LS9200 wrote: Tue May 27, 2025 8:19 am
I don't recall mentioning GIS as the source for this, plenty of maps, right of way plans, and monuments have established coordinates on them or can be established from ancillary information. If you can't quantify the accuracy then it is a situation where more thorough survey would be required. There are plenty of situations where you can establish an expected accuracy from the previous work, not all situations. Again let the professional make the judgement. Also, Every time you do anything you accept responsibility and liability, use your judgment and make a professional call.
Suppose you have a recently filed map. The map mathematically closes 0.01'. A field survey puts coordinates on two monuments shown on the map. How accurate is the boundary?
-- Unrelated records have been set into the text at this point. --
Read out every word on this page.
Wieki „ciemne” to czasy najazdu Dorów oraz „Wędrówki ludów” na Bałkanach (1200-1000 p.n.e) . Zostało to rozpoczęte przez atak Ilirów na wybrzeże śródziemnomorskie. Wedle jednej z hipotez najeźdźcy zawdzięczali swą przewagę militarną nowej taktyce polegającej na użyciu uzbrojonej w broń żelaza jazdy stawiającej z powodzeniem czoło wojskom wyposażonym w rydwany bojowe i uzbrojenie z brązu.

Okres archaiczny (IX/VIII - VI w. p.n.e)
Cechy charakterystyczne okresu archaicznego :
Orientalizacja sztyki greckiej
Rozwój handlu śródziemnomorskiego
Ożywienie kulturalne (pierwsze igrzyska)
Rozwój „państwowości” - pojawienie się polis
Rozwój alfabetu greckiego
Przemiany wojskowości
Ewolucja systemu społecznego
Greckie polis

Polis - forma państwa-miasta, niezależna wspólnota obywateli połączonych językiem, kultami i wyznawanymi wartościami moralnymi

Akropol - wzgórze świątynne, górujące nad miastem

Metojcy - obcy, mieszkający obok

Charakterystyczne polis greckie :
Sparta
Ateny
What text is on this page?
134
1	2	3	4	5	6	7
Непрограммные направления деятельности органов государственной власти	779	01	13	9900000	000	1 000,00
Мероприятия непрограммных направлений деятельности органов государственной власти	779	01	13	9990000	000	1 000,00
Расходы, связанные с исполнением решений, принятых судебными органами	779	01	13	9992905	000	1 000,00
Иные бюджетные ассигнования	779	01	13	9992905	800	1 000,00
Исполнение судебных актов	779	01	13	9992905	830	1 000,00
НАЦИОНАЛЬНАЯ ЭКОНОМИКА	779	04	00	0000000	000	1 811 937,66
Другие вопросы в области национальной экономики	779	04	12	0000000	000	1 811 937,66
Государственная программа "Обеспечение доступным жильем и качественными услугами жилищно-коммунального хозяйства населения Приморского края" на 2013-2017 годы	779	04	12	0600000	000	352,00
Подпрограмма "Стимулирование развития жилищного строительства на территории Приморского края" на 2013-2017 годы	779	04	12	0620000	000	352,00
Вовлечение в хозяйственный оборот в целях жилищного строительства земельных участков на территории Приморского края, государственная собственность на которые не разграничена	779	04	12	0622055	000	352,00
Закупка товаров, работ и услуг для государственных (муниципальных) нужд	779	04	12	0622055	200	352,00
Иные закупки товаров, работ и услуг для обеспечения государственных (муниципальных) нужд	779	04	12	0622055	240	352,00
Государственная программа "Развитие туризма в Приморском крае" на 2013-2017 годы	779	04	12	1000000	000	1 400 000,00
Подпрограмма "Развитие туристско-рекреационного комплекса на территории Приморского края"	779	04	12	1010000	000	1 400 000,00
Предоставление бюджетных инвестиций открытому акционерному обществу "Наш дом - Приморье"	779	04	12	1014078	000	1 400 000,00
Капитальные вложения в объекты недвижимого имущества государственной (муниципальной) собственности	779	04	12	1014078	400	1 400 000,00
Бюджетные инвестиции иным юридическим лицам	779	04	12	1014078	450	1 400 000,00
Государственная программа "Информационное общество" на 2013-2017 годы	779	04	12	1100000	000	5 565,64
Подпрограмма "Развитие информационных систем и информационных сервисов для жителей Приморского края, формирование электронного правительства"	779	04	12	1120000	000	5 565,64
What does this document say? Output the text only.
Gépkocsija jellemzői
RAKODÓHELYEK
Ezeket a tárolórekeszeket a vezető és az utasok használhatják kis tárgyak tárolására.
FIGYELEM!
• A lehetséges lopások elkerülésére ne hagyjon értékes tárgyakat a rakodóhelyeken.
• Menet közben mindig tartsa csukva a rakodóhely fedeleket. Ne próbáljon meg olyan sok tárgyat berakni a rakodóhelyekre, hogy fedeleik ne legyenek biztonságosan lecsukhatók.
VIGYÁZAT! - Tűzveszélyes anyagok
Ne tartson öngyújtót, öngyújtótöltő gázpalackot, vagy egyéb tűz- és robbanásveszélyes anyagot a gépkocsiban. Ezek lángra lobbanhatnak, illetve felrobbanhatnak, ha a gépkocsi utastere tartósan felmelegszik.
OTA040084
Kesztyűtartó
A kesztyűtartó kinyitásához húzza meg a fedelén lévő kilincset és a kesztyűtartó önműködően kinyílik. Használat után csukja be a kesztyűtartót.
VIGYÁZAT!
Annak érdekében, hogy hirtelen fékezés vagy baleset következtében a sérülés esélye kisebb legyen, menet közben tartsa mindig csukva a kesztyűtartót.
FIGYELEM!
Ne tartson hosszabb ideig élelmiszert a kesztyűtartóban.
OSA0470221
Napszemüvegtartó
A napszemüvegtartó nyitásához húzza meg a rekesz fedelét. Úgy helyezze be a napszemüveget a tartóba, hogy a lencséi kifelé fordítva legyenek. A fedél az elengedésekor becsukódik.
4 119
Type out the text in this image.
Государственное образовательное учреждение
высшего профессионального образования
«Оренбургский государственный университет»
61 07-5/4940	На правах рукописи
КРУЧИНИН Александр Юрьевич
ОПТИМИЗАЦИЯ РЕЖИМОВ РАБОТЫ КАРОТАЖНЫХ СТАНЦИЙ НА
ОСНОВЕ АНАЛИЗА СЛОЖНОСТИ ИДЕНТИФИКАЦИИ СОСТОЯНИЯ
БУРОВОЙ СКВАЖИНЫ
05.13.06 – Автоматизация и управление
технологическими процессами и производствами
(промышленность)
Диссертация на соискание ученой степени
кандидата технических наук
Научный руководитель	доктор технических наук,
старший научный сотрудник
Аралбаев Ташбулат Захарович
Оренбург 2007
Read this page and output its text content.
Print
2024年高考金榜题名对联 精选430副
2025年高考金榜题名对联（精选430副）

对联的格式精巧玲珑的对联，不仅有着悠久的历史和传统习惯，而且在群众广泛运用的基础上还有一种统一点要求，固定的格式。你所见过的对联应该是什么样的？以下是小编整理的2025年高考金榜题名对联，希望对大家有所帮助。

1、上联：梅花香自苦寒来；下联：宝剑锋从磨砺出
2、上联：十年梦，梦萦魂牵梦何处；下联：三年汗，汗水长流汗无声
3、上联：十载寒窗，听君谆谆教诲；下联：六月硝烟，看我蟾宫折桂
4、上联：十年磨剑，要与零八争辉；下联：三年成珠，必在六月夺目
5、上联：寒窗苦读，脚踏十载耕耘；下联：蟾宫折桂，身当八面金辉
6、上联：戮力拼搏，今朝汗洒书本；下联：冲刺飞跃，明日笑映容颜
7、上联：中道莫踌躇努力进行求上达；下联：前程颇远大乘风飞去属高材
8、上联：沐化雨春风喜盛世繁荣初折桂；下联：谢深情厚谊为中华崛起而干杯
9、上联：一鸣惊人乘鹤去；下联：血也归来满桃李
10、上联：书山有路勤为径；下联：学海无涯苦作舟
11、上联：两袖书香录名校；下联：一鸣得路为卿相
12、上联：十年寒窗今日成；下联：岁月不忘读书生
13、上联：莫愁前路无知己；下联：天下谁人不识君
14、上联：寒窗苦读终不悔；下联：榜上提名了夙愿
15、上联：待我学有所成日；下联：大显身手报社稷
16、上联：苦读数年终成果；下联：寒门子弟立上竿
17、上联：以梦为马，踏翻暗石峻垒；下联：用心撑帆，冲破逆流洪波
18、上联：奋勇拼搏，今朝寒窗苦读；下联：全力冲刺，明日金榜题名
Besides GIS, what is the incentive to do this process? What is the use case?
If you are preparing a topographic map that shows the boundary, you should tie and show the boundary monuments along those lines or any others that you found to determine your boundary. The existing boundary monuments are a feature of the topographic map.
LS9200 wrote: Tue May 27, 2025 8:19 am
I don't recall mentioning GIS as the source for this, plenty of maps, right of way plans, and monuments have established coordinates on them or can be established from ancillary information. If you can't quantify the accuracy then it is a situation where more thorough survey would be required. There are plenty of situations where you can establish an expected accuracy from the previous work, not all situations. Again let the professional make the judgement. Also, Every time you do anything you accept responsibility and liability, use your judgment and make a professional call.
Suppose you have a recently filed map. The map mathematically closes 0.01'. A field survey puts coordinates on two monuments shown on the map. How accurate is the boundary?
Besides GIS, what is the incentive to do this process? What is the use case?
DWoolley
I think you answered your own questions with the first statement, and the narrative discussed recently in this thread is the second.